There is an aspect of system to mitigating ransomware that does not use to classic malware assaults, he suggests. It’s not just a technical issue, but a psychological one particular that demands the victim to “size up the criminal” and respond appropriately.

“I’ve also viewed lots of instances of cyber Stockholm Syndrome, wherever the victims that do close up negotiating are grateful to the perpetrator,” Fokker told us. “It’s nearly like a real hostage condition wherever any person varieties an emotional bond with their captor.”

To shell out or not to shell out

In 2017, in a bid to aid the lots of victims of ransomware, Fokker started a task termed No A lot more Ransom, which archives free of charge decryptors that can assist people today get better their info with no caving in to ransom demands.

The provider grew swiftly and turned the very first ransomware portal developed off the again of collaboration in between law enforcement and the personal sector fitting, supplied Fokker’s own profession route.

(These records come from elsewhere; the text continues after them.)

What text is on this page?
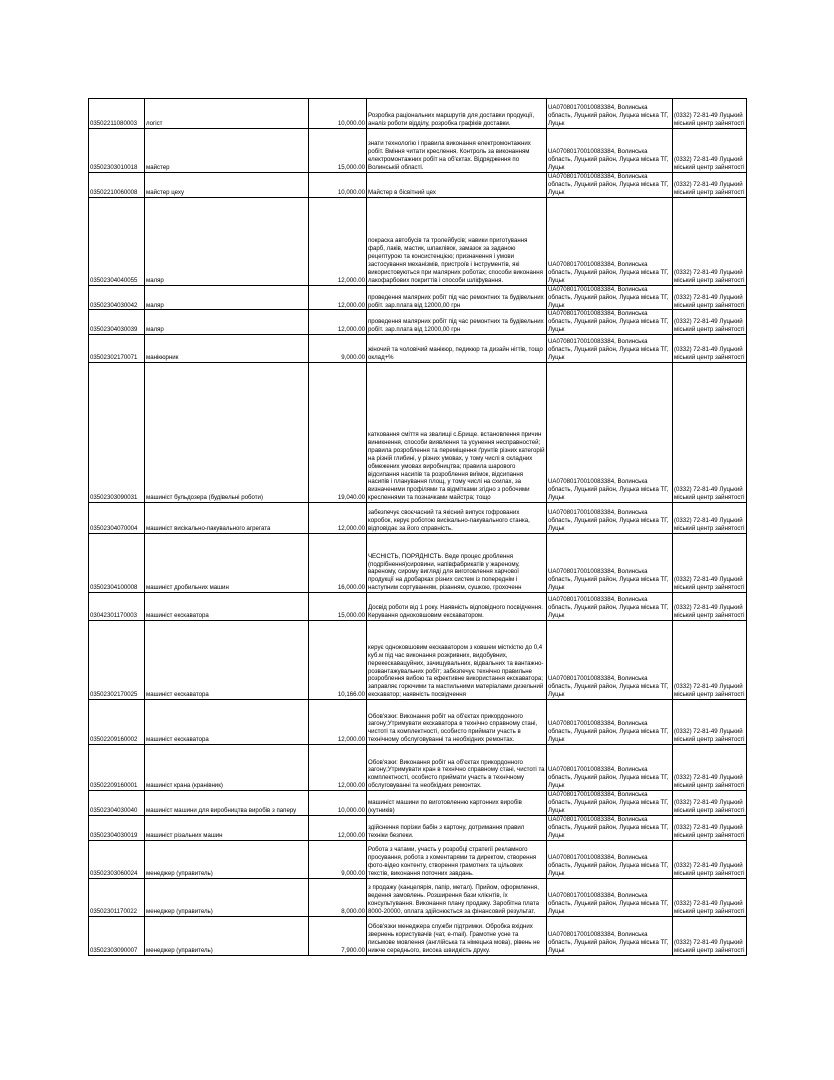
03502211080003	логіст	10,000.00	Розробка раціональних маршрутів для доставки продукції, аналіз роботи відділу, розробка графіків доставки.	UA07080170010083384, Волинська область, Луцький район, Луцька міська ТГ, Луцьк	(0332) 72-81-49 Луцький міський центр зайнятості
03502303010018	майстер	15,000.00	знати технологію і правила виконання електромонтажних робіт. Вміння читати креслення. Контроль за виконанням електромонтажних робіт на об'єктах. Відрядження по Волинській області.	UA07080170010083384, Волинська область, Луцький район, Луцька міська ТГ, Луцьк	(0332) 72-81-49 Луцький міський центр зайнятості
03502210060008	майстер цеху	10,000.00	Майстер в бісвітний цех	UA07080170010083384, Волинська область, Луцький район, Луцька міська ТГ, Луцьк	(0332) 72-81-49 Луцький міський центр зайнятості
03502304040055	маляр	12,000.00	покраска автобусів та тролейбусів; навики приготування фарб, лаків, мастик, шпаклівок, замазок за заданою рецептурою та консистенцією; призначення і умови застосування механізмів, пристроїв і інструментів, які використовуються при малярних роботах; способи виконання лакофарбових покриттів і способи шліфування.	UA07080170010083384, Волинська область, Луцький район, Луцька міська ТГ, Луцьк	(0332) 72-81-49 Луцький міський центр зайнятості
03502304030042	маляр	12,000.00	проведення малярних робіт під час ремонтних та будівельних робіт. зар.плата від 12000,00 грн	UA07080170010083384, Волинська область, Луцький район, Луцька міська ТГ, Луцьк	(0332) 72-81-49 Луцький міський центр зайнятості
03502304030039	маляр	12,000.00	проведення малярних робіт під час ремонтних та будівельних робіт. зар.плата від 12000,00 грн	UA07080170010083384, Волинська область, Луцький район, Луцька міська ТГ, Луцьк	(0332) 72-81-49 Луцький міський центр зайнятості
03502302170071	манікюрник	9,000.00	жіночий та чоловічий манікюр, педикюр та дизайн нігтів, тощо оклад+%	UA07080170010083384, Волинська область, Луцький район, Луцька міська ТГ, Луцьк	(0332) 72-81-49 Луцький міський центр зайнятості
03502303090031	машиніст бульдозера (будівельні роботи)	19,040.00	катковання сміття на звалищі с.Брище. встановлення причин виникнення, способи виявлення та усунення несправностей; правила розроблення та переміщення ґрунтів різних категорій на різній глибині, у різних умовах, у тому числі в складних обмежених умовах виробництва; правила шарового відсипання насипів та розроблення виїмок, відсипання насипів і планування площ, у тому числі на схилах, за визначеними профілями та відмітками згідно з робочими кресленнями та позначками майстра; тощо	UA07080170010083384, Волинська область, Луцький район, Луцька міська ТГ, Луцьк	(0332) 72-81-49 Луцький міський центр зайнятості
03502304070004	машиніст висікально-пакувального агрегата	12,000.00	забезпечує своєчасний та якісний випуск гофрованих коробок, керує роботою висікально-пакувального станка, відповідає за його справність.	UA07080170010083384, Волинська область, Луцький район, Луцька міська ТГ, Луцьк	(0332) 72-81-49 Луцький міський центр зайнятості
03502304100008	машиніст дробильних машин	16,000.00	ЧЕСНІСТЬ, ПОРЯДНІСТЬ. Веде процес дроблення (подрібнення)сировини, напівфабрикатів у жареному, вареному, сирому вигляді для виготовлення харчової продукції на дробарках різних систем із попереднім і наступним сортуванням, різанням, сушкою, грохоченн	UA07080170010083384, Волинська область, Луцький район, Луцька міська ТГ, Луцьк	(0332) 72-81-49 Луцький міський центр зайнятості
03042301170003	машиніст екскаватора	15,000.00	Досвід роботи від 1 року. Наявність відповідного посвідчення. Керування одноковшовим екскаватором.	UA07080170010083384, Волинська область, Луцький район, Луцька міська ТГ, Луцьк	(0332) 72-81-49 Луцький міський центр зайнятості
03502302170025	машиніст екскаватора	10,166.00	керує одноковшовим екскаватором з ковшем місткістю до 0,4 куб.м під час виконання розкривних, видобувних, перекескавацуйних, зачищувальних, відвальних та вантажно-розвантажувальних робіт; забезпечує технічно правильне розроблення вибою та ефективне використання екскаватора; заправляє горючими та мастильними матеріалами дизельний екскаватор; наявність посвідчення	UA07080170010083384, Волинська область, Луцький район, Луцька міська ТГ, Луцьк	(0332) 72-81-49 Луцький міський центр зайнятості
03502209160002	машиніст екскаватора	12,000.00	Обов'язки: Виконання робіт на об'єктах прикордонного загону;Утримувати екскаватора в технічно справному стані, чистоті та комплектності, особисто приймати участь в технічному обслуговуванні та необхідних ремонтах.	UA07080170010083384, Волинська область, Луцький район, Луцька міська ТГ, Луцьк	(0332) 72-81-49 Луцький міський центр зайнятості
03502209160001	машиніст крана (кранівник)	12,000.00	Обов'язки: Виконання робіт на об'єктах прикордонного загону;Утримувати кран в технічно справному стані, чистоті та комплектності, особисто приймати участь в технічному обслуговуванні та необхідних ремонтах.	UA07080170010083384, Волинська область, Луцький район, Луцька міська ТГ, Луцьк	(0332) 72-81-49 Луцький міський центр зайнятості
03502304030040	машиніст машини для виробництва виробів з паперу	10,000.00	машиніст машини по виготовленню картонних виробів (кутників)	UA07080170010083384, Волинська область, Луцький район, Луцька міська ТГ, Луцьк	(0332) 72-81-49 Луцький міський центр зайнятості
03502304030019	машиніст різальних машин	12,000.00	здійснення порізки бабін з картону, дотримання правил техніки безпеки.	UA07080170010083384, Волинська область, Луцький район, Луцька міська ТГ, Луцьк	(0332) 72-81-49 Луцький міський центр зайнятості
03502303060024	менеджер (управитель)	9,000.00	Робота з чатами, участь у розробці стратегії рекламного просування, робота з коментарями та директом, створення фото-відео контенту, створення грамотних та цільових текстів, виконання поточних завдань.	UA07080170010083384, Волинська область, Луцький район, Луцька міська ТГ, Луцьк	(0332) 72-81-49 Луцький міський центр зайнятості
03502301170022	менеджер (управитель)	8,000.00	з продажу (канцелярія, папір, метал). Прийом, оформлення, ведення замовлень. Розширення бази клієнтів, їх консультування. Виконання плану продажу. Заробітна плата 8000-20000, оплата здійснюється за фінансовий результат.	UA07080170010083384, Волинська область, Луцький район, Луцька міська ТГ, Луцьк	(0332) 72-81-49 Луцький міський центр зайнятості
03502303090007	менеджер (управитель)	7,900.00	Обов'язки менеджера служби підтримки. Обробка вхідних звернень користувачів (чат, e-mail). Грамотне усне та письмове мовлення (англійська та німецька мова), рівень не нижче середнього, висока швидкість друку.	UA07080170010083384, Волинська область, Луцький район, Луцька міська ТГ, Луцьк	(0332) 72-81-49 Луцький міський центр зайнятості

No A lot more Ransom now offers decryption equipment for a variety of different ransomware strains, this kind of as Avaddon, Zigggy, Fonix, Decide and Darkside, with much more becoming added all the time. It also allows people today diagnose the sort of infection they are struggling from, by cross examining facts delivered with acknowledged destructive URLs and Bitcoin addresses.

When there is no decryptor available, however, the query gets irrespective of whether or not to negotiate with the attacker. According to the No A lot more Ransom internet site, the information is under no circumstances to shell out the ransom, entire prevent.

“Paying the ransom is under no circumstances recommended, mostly since it does not warranty a solution to the issue. There are also a quantity of concerns that can go improper accidentally. For case in point, there could be bugs in the malware that can make the encrypted info unrecoverable, even with the correct key,” reads the FAQ site.

“In addition, if the ransom is paid, it proves to the cybercriminals that ransomware is efficient. As a final result, cybercriminals will continue their exercise and glimpse for new strategies to exploit methods.”

However, Fokker concedes that the complex mixture of variables at perform signifies the issue is not fairly that reduce-and-dry in reality, particularly for firms.

“In the trenches, some companies are presented with a different threat, since it turns into a business final decision. For case in point, they may possibly uncover themselves in a condition in which they would have to lay off staff members if they refused to shell out the ransom and info was leaked. There are tons of companies that are in a condition wherever they have no selection but to shell out.”

The final goal, he suggests, is that the tactic to cybersecurity matures to the stage at which ransomware victims no longer have to make that final decision. By possessing stable backups in put and a clear system in anticipation of an assault, the hope is that the ransomware business design can be shattered after and for all.